— Слушай же ты, однако ж…
Я остановился вовремя. Но она, должно быть, сама заметила, что отвечала мне не «по-родственному», и потому поспешила прибавить:
— Я хочу сказать, что правила мои не дозволяют…
— Чего не дозволяют?
— Ну… сделать… или, как это… уступить… Господи, боже мой! да что же это за несчастие на меня! Я так всегда тебя уважала, да и ты всегда со мной «по-родственному» был… и вдруг такой разговор! Право, хоть бы наши поскорее приехали, а то ты меня точно в плен взял!
— Так это — твое последнее слово?
— Какое же… «слово»! Никакого «слова» я не говорила… ах, право, какой ты! Я только об «правилах» своих говорю, а он сейчас: «слово»!
Предмет моей поездки в несколько минут был исчерпан сполна. Мне оставалось только возвратиться в Чемезово, но какая-то смутная надежда на Филофея Павлыча, на Нонночку удерживала меня. Покуда я колебался, звон бубенцов раздался на дворе, и, вслед за тем, целая ватага влетела в переднюю.
— А вот и наши приехали! — весело воскликнула Машенька, поднимаясь навстречу приезжим.

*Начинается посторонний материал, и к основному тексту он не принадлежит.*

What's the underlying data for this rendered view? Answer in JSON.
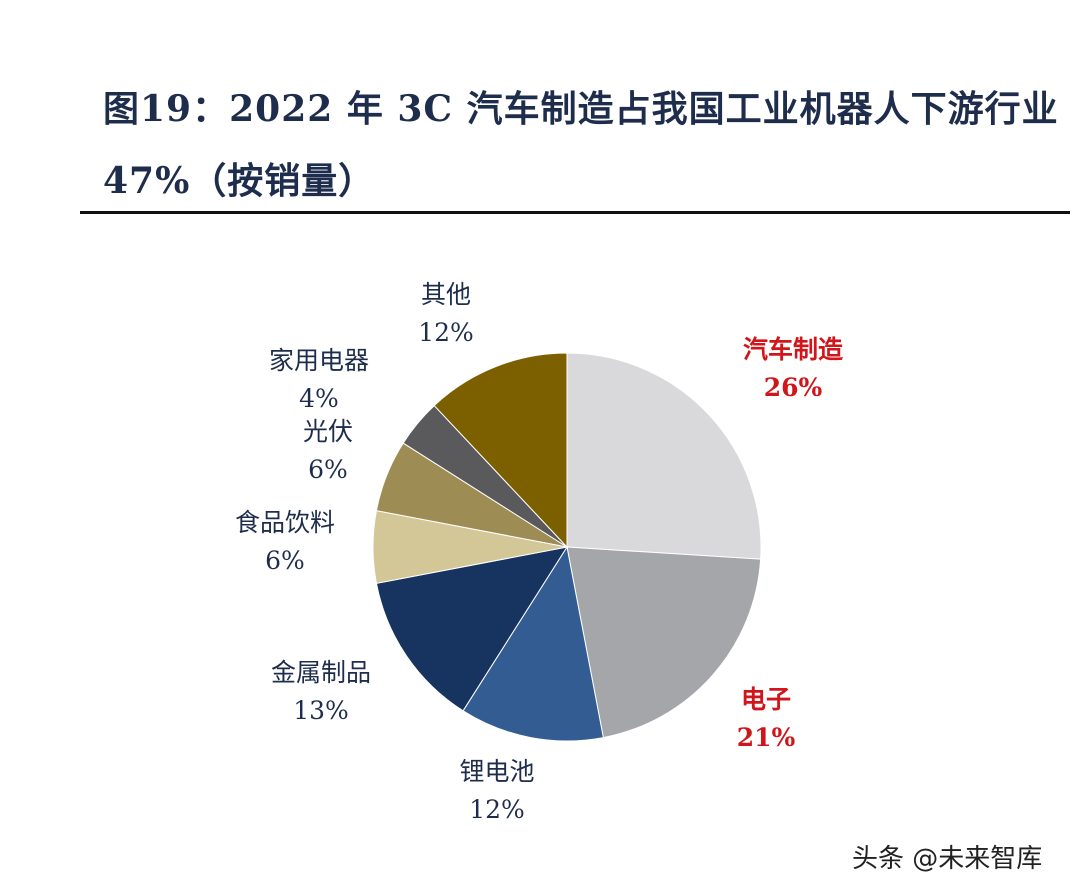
{
  "header": {
    "title_line1": "图19：2022 年 3C 汽车制造占我国工业机器人下游行业",
    "title_line2": "47%（按销量）"
  },
  "watermark": "头条 @未来智库",
  "chart_data": {
    "type": "pie",
    "start": "top",
    "direction": "clockwise",
    "slices": [
      {
        "label": "汽车制造",
        "value": 26,
        "display": "26%",
        "color": "#d9d9dc",
        "highlight": true
      },
      {
        "label": "电子",
        "value": 21,
        "display": "21%",
        "color": "#a5a6a9",
        "highlight": true
      },
      {
        "label": "锂电池",
        "value": 12,
        "display": "12%",
        "color": "#335c92",
        "highlight": false
      },
      {
        "label": "金属制品",
        "value": 13,
        "display": "13%",
        "color": "#173461",
        "highlight": false
      },
      {
        "label": "食品饮料",
        "value": 6,
        "display": "6%",
        "color": "#d3c697",
        "highlight": false
      },
      {
        "label": "光伏",
        "value": 6,
        "display": "6%",
        "color": "#9e8c55",
        "highlight": false
      },
      {
        "label": "家用电器",
        "value": 4,
        "display": "4%",
        "color": "#5a5a5d",
        "highlight": false
      },
      {
        "label": "其他",
        "value": 12,
        "display": "12%",
        "color": "#7c6000",
        "highlight": false
      }
    ]
  }
}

Филофей Павлыч сделался как-то еще крупнее прежнего: по-видимому, земские хлебы пошли ему впрок. Но грации от этого в нем не убавилось, той своеобразно-семинарской грации, которая выражалась в том, что он, во время разговора, в знак сочувствия, поматывал направо и налево головой, устроивал рот сердечком, когда хотел что-нибудь сказать приятное, и приближался к лицам женского пола не иначе, как бочком и семеня ножками. Фистула по-прежнему красовалась под левою его скулой и точно так же была залеплена черным тафтяным кружком; на лбу возвышался кок, и виски были зачесаны по направлению глаз, словно приклеены. Он молодился, одет был в щеголеватый светло-серый костюм и относился к жене с предупредительностью маркиза с подмостков Александрийского театра. Вообще он был игрив и играл в доме роль не деспота, а скорее избалованного молодого человека.